Victoria Mayor Lisa Helps and Dubow proposed the idea to the commission last August, but it failed on a tie vote.
Isitt said in an interview that it’s time to revisit that decision, given the positive response to Victoria’s program.
The latest figures from the city show that 2,400 passes have been distributed to city youth in January, up from 2,124 in December.
“We’re seeing the success of the City of Victoria’s youth bus pass program, and we’re also seeing the inequity in terms of young people who live outside the city not being able to access the pass,” Isitt said.
“I personally have seen a number of young people and parents come into city hall wanting to pick up a pass and then our staff have to inform them that they’re not eligible, because they live outside the city limits.”
Loveday said he has been hearing from people across the region who would like to see fare-free transit extended to all youth, regardless of where they live.
He said providing free transit for youth is “a great step forward, both to provide transportation equity and to take a meaningful step toward climate action.”
“When we get young people riding the bus from an early age, I believe that they will continue to practice that transportation method for potentially the rest of their lives.
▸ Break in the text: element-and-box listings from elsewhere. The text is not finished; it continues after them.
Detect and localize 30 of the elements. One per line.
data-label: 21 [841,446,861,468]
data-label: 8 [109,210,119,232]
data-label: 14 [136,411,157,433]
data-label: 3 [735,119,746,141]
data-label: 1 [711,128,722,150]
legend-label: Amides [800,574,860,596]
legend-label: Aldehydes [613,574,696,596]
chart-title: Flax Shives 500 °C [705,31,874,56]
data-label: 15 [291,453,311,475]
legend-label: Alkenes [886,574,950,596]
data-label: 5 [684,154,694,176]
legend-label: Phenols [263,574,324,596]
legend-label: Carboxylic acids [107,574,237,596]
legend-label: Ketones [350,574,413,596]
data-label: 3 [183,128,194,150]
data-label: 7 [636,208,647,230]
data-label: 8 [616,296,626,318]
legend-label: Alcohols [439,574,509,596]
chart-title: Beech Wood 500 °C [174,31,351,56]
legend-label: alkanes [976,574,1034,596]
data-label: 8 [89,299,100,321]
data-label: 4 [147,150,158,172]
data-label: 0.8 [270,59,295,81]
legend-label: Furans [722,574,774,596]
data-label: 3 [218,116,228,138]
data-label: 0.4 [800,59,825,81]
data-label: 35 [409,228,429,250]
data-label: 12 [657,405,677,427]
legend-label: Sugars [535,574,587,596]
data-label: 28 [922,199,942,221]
And that means one less person in a car and one more person taking a lower carbon-emitting form of transportation.”
Saanich Coun. Susan Brice, who chairs the transit commission and voted against the proposal in August, said she’ll wait to see the motion that Victoria brings forward. But she said the money needed to pay for the transit system has to come from somewhere.
The commission’s priorities have been to grow the system, expand frequency, reach into under-served areas and shift toward an electrified fleet, she said.
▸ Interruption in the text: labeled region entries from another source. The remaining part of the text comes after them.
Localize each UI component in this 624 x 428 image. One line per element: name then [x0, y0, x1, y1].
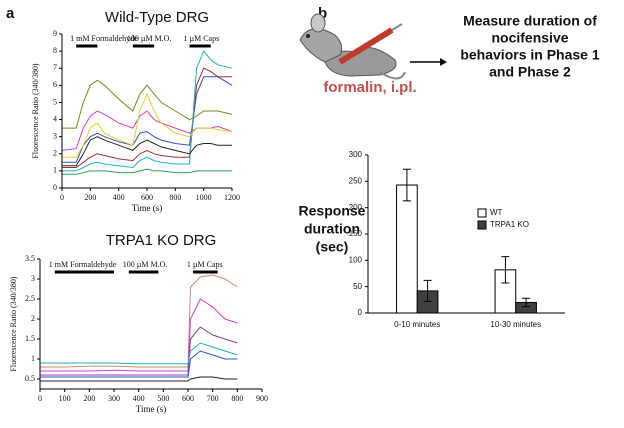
legend-swatch	[477, 220, 487, 230]
annotation-label: 1 µM Caps	[187, 260, 223, 269]
chart-title: Wild-Type DRG	[105, 9, 209, 26]
x-tick-label: 0-10 minutes	[394, 320, 440, 329]
annotation-label: 1 mM Formaldehyde	[49, 260, 117, 269]
y-tick-label: 1	[31, 354, 35, 363]
diagram-text: and Phase 2	[489, 64, 571, 80]
x-axis-label: Time (s)	[136, 404, 166, 414]
trace	[40, 274, 238, 368]
y-tick-label: 5	[53, 97, 57, 106]
x-tick-label: 800	[231, 394, 243, 403]
y-tick-label: 7	[53, 63, 57, 72]
x-tick-label: 200	[83, 394, 95, 403]
x-tick-label: 700	[207, 394, 219, 403]
trace	[62, 168, 232, 175]
y-tick-label: 3	[31, 274, 35, 283]
y-tick-label: 3.5	[25, 254, 35, 263]
y-tick-label: 2	[31, 314, 35, 323]
y-axis-label: Fluorescence Ratio (340/380)	[9, 276, 18, 371]
bar	[396, 184, 418, 314]
mouse-illustration	[299, 13, 406, 80]
error-bar	[423, 279, 432, 302]
x-axis-label: Time (s)	[132, 203, 162, 213]
error-bar	[402, 168, 411, 202]
trace	[40, 326, 238, 376]
annotation-label: 1 µM Caps	[184, 34, 220, 43]
y-tick-label: 200	[349, 203, 363, 212]
diagram-text: Measure duration of	[463, 13, 597, 29]
diagram-text: behaviors in Phase 1	[460, 47, 599, 63]
x-tick-label: 1200	[224, 193, 240, 202]
x-tick-label: 500	[157, 394, 169, 403]
trace	[62, 50, 233, 172]
annotation-label: 100 µM M.O.	[123, 260, 168, 269]
y-tick-label: 100	[349, 255, 363, 264]
y-tick-label: 50	[353, 282, 362, 291]
panel-label: a	[6, 5, 15, 22]
y-tick-label: 6	[53, 80, 57, 89]
x-tick-label: 600	[182, 394, 194, 403]
y-tick-label: 1.5	[25, 334, 35, 343]
y-axis-label: (sec)	[316, 239, 349, 255]
arrow-head	[440, 58, 447, 66]
trace	[40, 298, 238, 372]
y-tick-label: 250	[349, 176, 363, 185]
trace	[62, 76, 233, 163]
chart-title: TRPA1 KO DRG	[106, 232, 217, 249]
y-axis-label: duration	[304, 221, 360, 237]
injection-label: formalin, i.pl.	[323, 79, 416, 96]
trace	[40, 350, 238, 378]
trace	[62, 67, 232, 168]
y-tick-label: 0	[53, 183, 57, 192]
legend-label: WT	[490, 208, 503, 217]
trace	[40, 376, 238, 382]
x-tick-label: 10-30 minutes	[490, 320, 541, 329]
trace	[62, 79, 233, 129]
trace	[62, 136, 232, 167]
error-bar	[501, 256, 510, 284]
y-tick-label: 300	[349, 150, 363, 159]
error-bar	[522, 297, 531, 308]
annotation-label: 100 µM M.O.	[127, 34, 172, 43]
annotation-label: 1 mM Formaldehyde	[70, 34, 138, 43]
x-tick-label: 100	[59, 394, 71, 403]
y-tick-label: 2	[53, 149, 57, 158]
legend-swatch	[477, 208, 487, 218]
y-axis-label: Response	[299, 203, 366, 219]
x-tick-label: 0	[38, 394, 42, 403]
panel-label: b	[318, 5, 327, 22]
x-tick-label: 0	[60, 193, 64, 202]
x-tick-label: 600	[141, 193, 153, 202]
x-tick-label: 200	[84, 193, 96, 202]
x-tick-label: 400	[133, 394, 145, 403]
y-tick-label: 150	[349, 229, 363, 238]
y-tick-label: 8	[53, 46, 57, 55]
x-tick-label: 1000	[196, 193, 212, 202]
y-tick-label: 3	[53, 131, 57, 140]
y-tick-label: 4	[53, 114, 57, 123]
x-tick-label: 900	[256, 394, 268, 403]
y-tick-label: 0	[358, 308, 363, 317]
x-tick-label: 400	[113, 193, 125, 202]
trace	[40, 342, 238, 365]
trace	[62, 92, 233, 158]
y-tick-label: 1	[53, 166, 57, 175]
diagram-text: nocifensive	[491, 30, 568, 46]
y-tick-label: 2.5	[25, 294, 35, 303]
y-axis-label: Fluorescence Ratio (340/380)	[31, 63, 40, 158]
y-tick-label: 0.5	[25, 374, 35, 383]
y-tick-label: 9	[53, 29, 57, 38]
x-tick-label: 300	[108, 394, 120, 403]
legend-label: TRPA1 KO	[490, 220, 529, 229]
x-tick-label: 800	[169, 193, 181, 202]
“So there’s the reality of how many good initiatives you can take on at any one time.”
Sooke Mayor Maja Tait, who sits on the commission, said she’s not prepared to support eliminating fares when her community is in desperate need of more buses and routes.
“I am not willing to sacrifice expansion that we need to our community [in order] to provide free fares to anyone at this point,” she said.
Otherwise, she said, expansion will require raising fares or hiking property taxes.
“I think fares are affordable at $2.50, and property taxes — we’re all trying to keep them affordable. So that’s the challenge.”
She noted that handyDART service for seniors or people with disabilities is limited in Sooke. “And these folks have to pay for it, $5 a day on a fixed income when you’re already struggling with dialysis or with other health challenges,” she said.
“We need more of this service, not less.”
Victoria plans to spend $972,000 a year on bus passes for an estimated 7,200 youth in the city — whether or not they take advantage of the program. City council is paying for the program using general revenue as well as money from new Sunday parking fees that took effect in May 2019.